Maria Pace Nemola: Due quadri di Klimt
Sì, tra tante notizie catastrofiche più o meno di naturali e umane tragedie una in uno degli ultimi telegiornali, una, per così dire, fuori dal coro.
La notizia è che alla prestigiosa asta di Sotheby’s è stato venduto per non so quanti milioni di dollari o sterline o euro (ma qui non ci interessa il conto bancario dell’acquirente!) il famoso dipinto “Bauerngarten” di Gustav Klimt.
L’esplosione di colori di questo celebre dipinto ha, per così dire, talmente invaso lo schermo che quasi è diventata immagine digitale a tre dimensioni; ed è naturale che ciò sia avvenuto se si ha a mente questo stupendo dipinto: dipinto che ritrae uno squarcio di prato contanti fiori variopinti, così tanti e così variopinti che pare quasi di sentire il profumo emanato dalle loro corolle e dai fili dell’erba verde illuminata di sole, nella quale sono incastonati come gemme preziose.
Non dipingo, né sono una studiosa di storia dell’arte, ma so solo che Gustav Klimt fu uno dei pittori del cosiddetto Movimento Secessionista viennese, che visse in Austria, sua patria, a cavallo tra i due ultimi secoli scorsi. So che questo dipinto risale agli inizi del Novecento e allora … allora davanti a quell’esplosione di colori ecco qualche mio vago pensiero.
Non esiste nel quadro neanche una minima pennellata dedicata a figura umana: c’è solo l’esplosione della Natura e non si sente neanche vagamente o in maniera indiretta e sottintesa qualsiasi presenza umana. Perché mai?! Certo “Bauerngarten” significa letteralmente “giardino dei contadini” e quindi più che un giardino di una villa è chiara l’allusione al prato che è appunto il giardino dei contadini. Ma a me, proprio perché questo dipinto risale all’inizio del Novecento, ha fatto venire in mente qualcosa … ha fatto venire in mente che risale a quel periodo nel quale la patria del pittore, l’impero austro-ungarico, e con esso l’Europa tra volteggiare di valzer e striduli suoni di violini di Heurigen stava precipitando verso il baratro, il baratro più baratro di tutta la nostra epoca contemporanea: la Prima Guerra Mondiale.

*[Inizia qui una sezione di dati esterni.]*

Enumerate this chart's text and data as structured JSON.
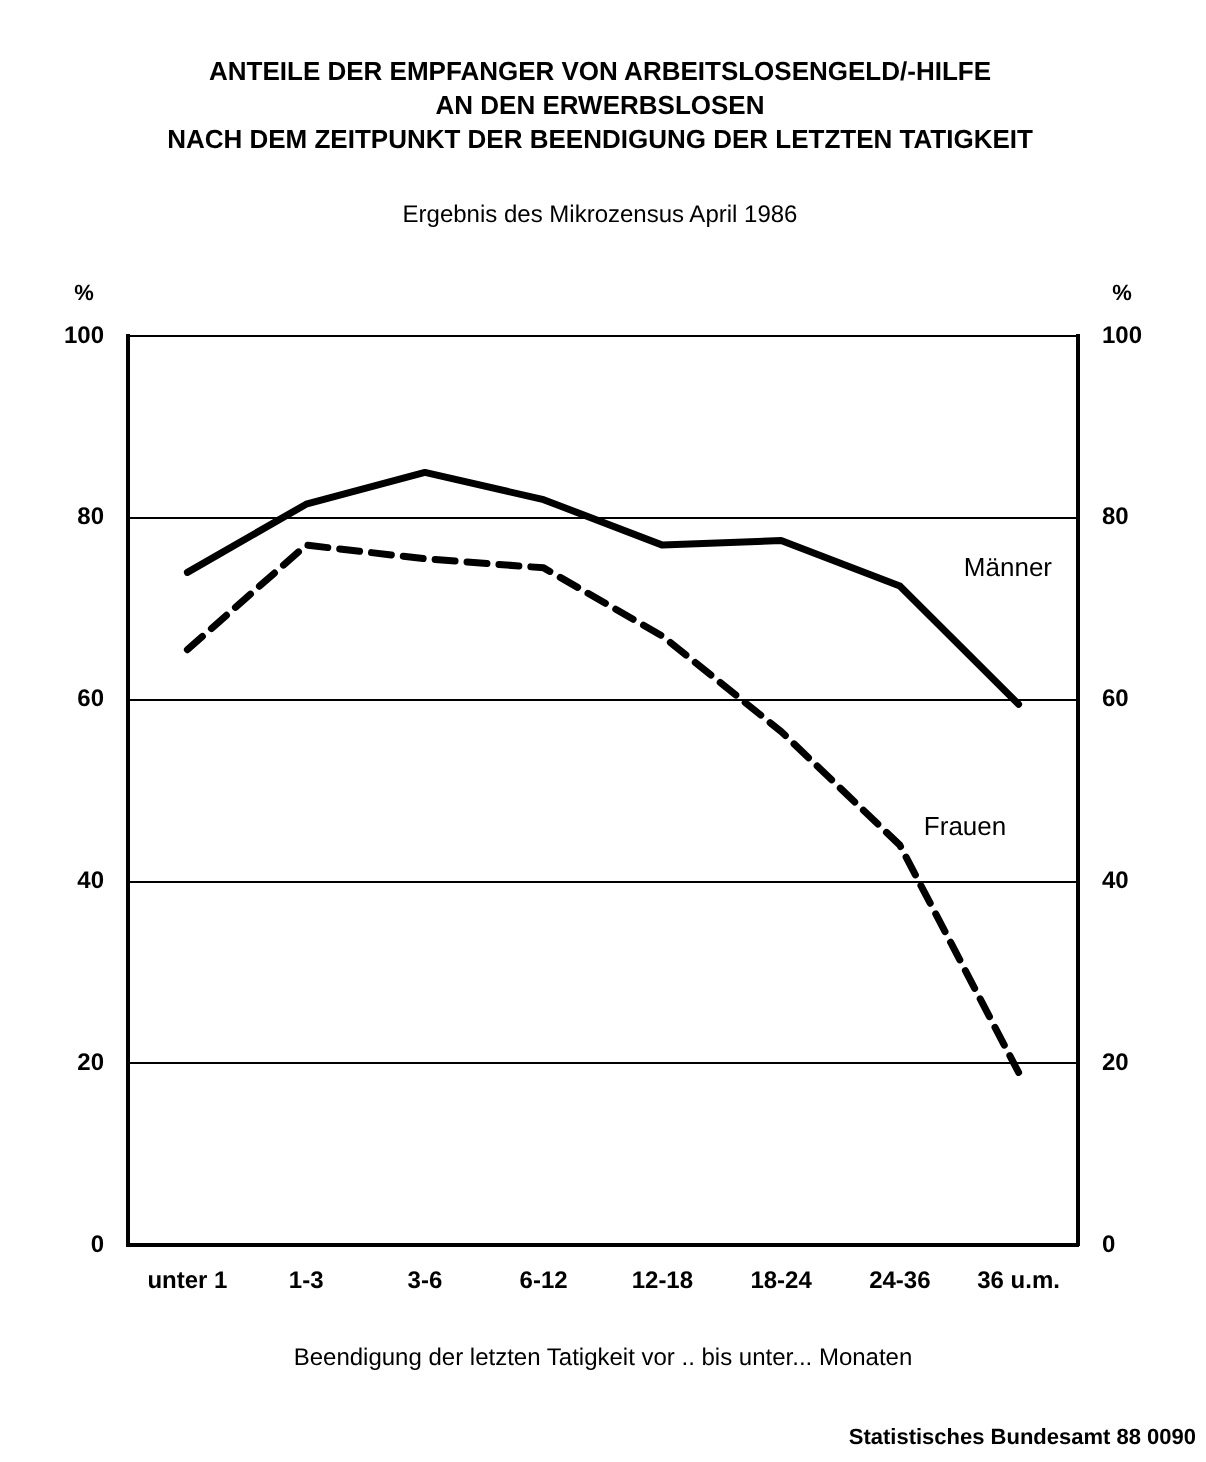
{
  "chart_data": {
    "type": "line",
    "title": "ANTEILE DER EMPFANGER VON ARBEITSLOSENGELD/-HILFE\nAN DEN ERWERBSLOSEN\nNACH DEM ZEITPUNKT DER BEENDIGUNG DER LETZTEN TATIGKEIT",
    "subtitle": "Ergebnis des Mikrozensus April 1986",
    "xlabel": "Beendigung der letzten Tatigkeit vor .. bis unter... Monaten",
    "ylabel": "%",
    "y2label": "%",
    "categories": [
      "unter 1",
      "1-3",
      "3-6",
      "6-12",
      "12-18",
      "18-24",
      "24-36",
      "36 u.m."
    ],
    "series": [
      {
        "name": "Männer",
        "color": "#000000",
        "line_style": "solid",
        "values": [
          74,
          81.5,
          85,
          82,
          77,
          77.5,
          72.5,
          59.5
        ]
      },
      {
        "name": "Frauen",
        "color": "#000000",
        "line_style": "dashed",
        "values": [
          65.5,
          77,
          75.5,
          74.5,
          67,
          56.5,
          44,
          19
        ]
      }
    ],
    "ylim": [
      0,
      100
    ],
    "yticks": [
      0,
      20,
      40,
      60,
      80,
      100
    ],
    "y2lim": [
      0,
      100
    ],
    "y2ticks": [
      0,
      20,
      40,
      60,
      80,
      100
    ],
    "grid": "y",
    "legend": false,
    "marker": "none",
    "annotations": [
      "Statistisches Bundesamt 88 0090"
    ]
  }
}
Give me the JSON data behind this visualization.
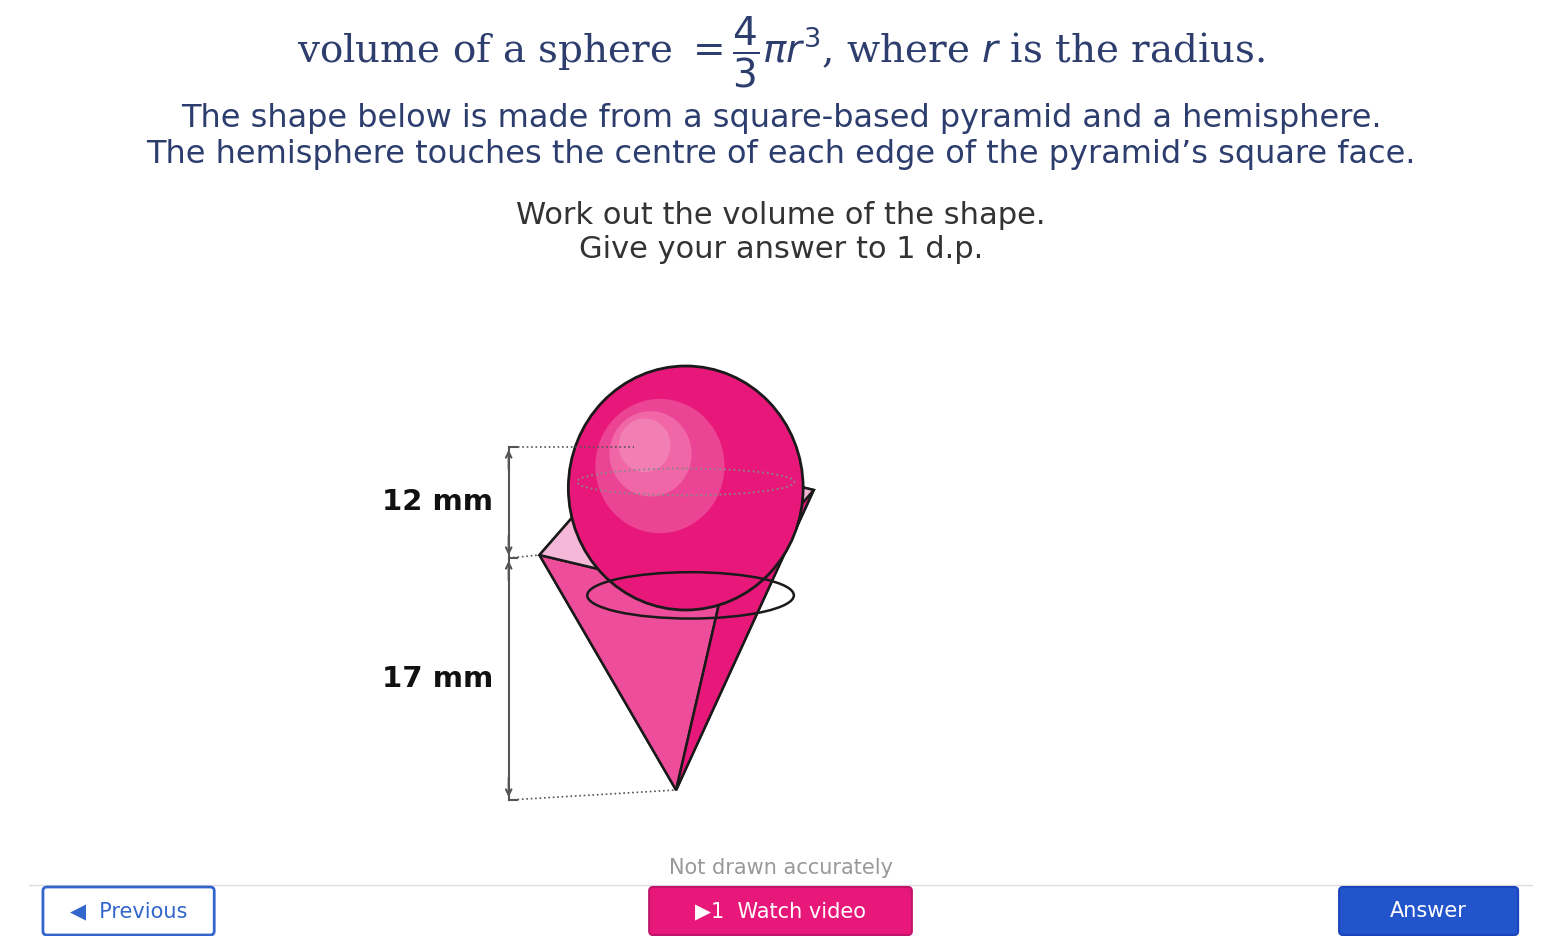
{
  "text_line1": "The shape below is made from a square-based pyramid and a hemisphere.",
  "text_line2": "The hemisphere touches the centre of each edge of the pyramid’s square face.",
  "work_line1": "Work out the volume of the shape.",
  "work_line2": "Give your answer to 1 d.p.",
  "dim1_label": "12 mm",
  "dim2_label": "17 mm",
  "not_drawn": "Not drawn accurately",
  "bg_color": "#ffffff",
  "text_color": "#2d3e6e",
  "dim_color": "#666666",
  "pink_main": "#e8187a",
  "pink_mid": "#ee4d9b",
  "pink_light": "#f28dc0",
  "pink_lighter": "#f5b8d8",
  "pink_face": "#f06aaa",
  "dark_edge": "#1a1a1a",
  "sphere_highlight": "#e8569c",
  "sphere_mid": "#d4156e"
}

La Prima Guerra Mondiale che fu non solo l’evento con più morti di tutta la nostra storia recente, ma che fu proprio l’inizio delle tragicità una più tragica dell’altra del secolo breve, dalla Seconda Guerra Mondiale fino man mano ad Auschwitz ed Hiroshima, ai momenti gelidi della “guerra fredda” fino ai morti profughi dall’Africa dei giorni nostri.
Nelle insistenti pennellate di Klimt volte solo alla Natura e nella totale mancanza di elemento umano io ci vedo qualcosa che va al di là della contemplazione da parte del pittore di qualche bellissimo prato vicino all’Attersee, un lago nei pressi di Salzburg, dove egli si recava spesso, un prato bellissimo come tanti bellissimi prati delle Alpi austriache o semplicemente come un bellissimo prato di qualche angolo della nostra terra! Ci vedo l’aggrapparsi alla Natura, al mondo incontaminato e in un certo senso anche privo di peccato della Natura appunto. Ci vedo il monito e la condanna indiretti all’opera distruttrice dell’uomo, alla sua volontà di potenza, al suo istinto di predazione che sono poi quelli che tutti insieme portano alle umane tragedie, quelli che tutti insieme appunto portarono a quella concatenazione di eventi incatenati tra loro di ci si è appena scritto.
Forse sono andata un po’ al di là delle intenzioni dell’artista, forse, ma credo fermamente che Klimt lo sia davvero alla massima potenza e non solo per le cifre consistenti con cui vengono acquisite le sue opere, ma che lo sia proprio per quella potenza evocatrice di pensieri che sono le sue opere.
Proprio come quell’altro suo meraviglioso dipinto, anch’esso tripudio di colori, “Il bacio” che ci fa risuonare nella mente e nel cuore le parole piene di dolce sensualità o di sensuale dolcezza, vedete voi, della Francesca dantesca e ci fa desiderare un bacio simile!
Ecco, ecco i miei pensieri e, se sono andata troppo al di là della semplice notizia, me ne scuso con chi vorrà leggermi.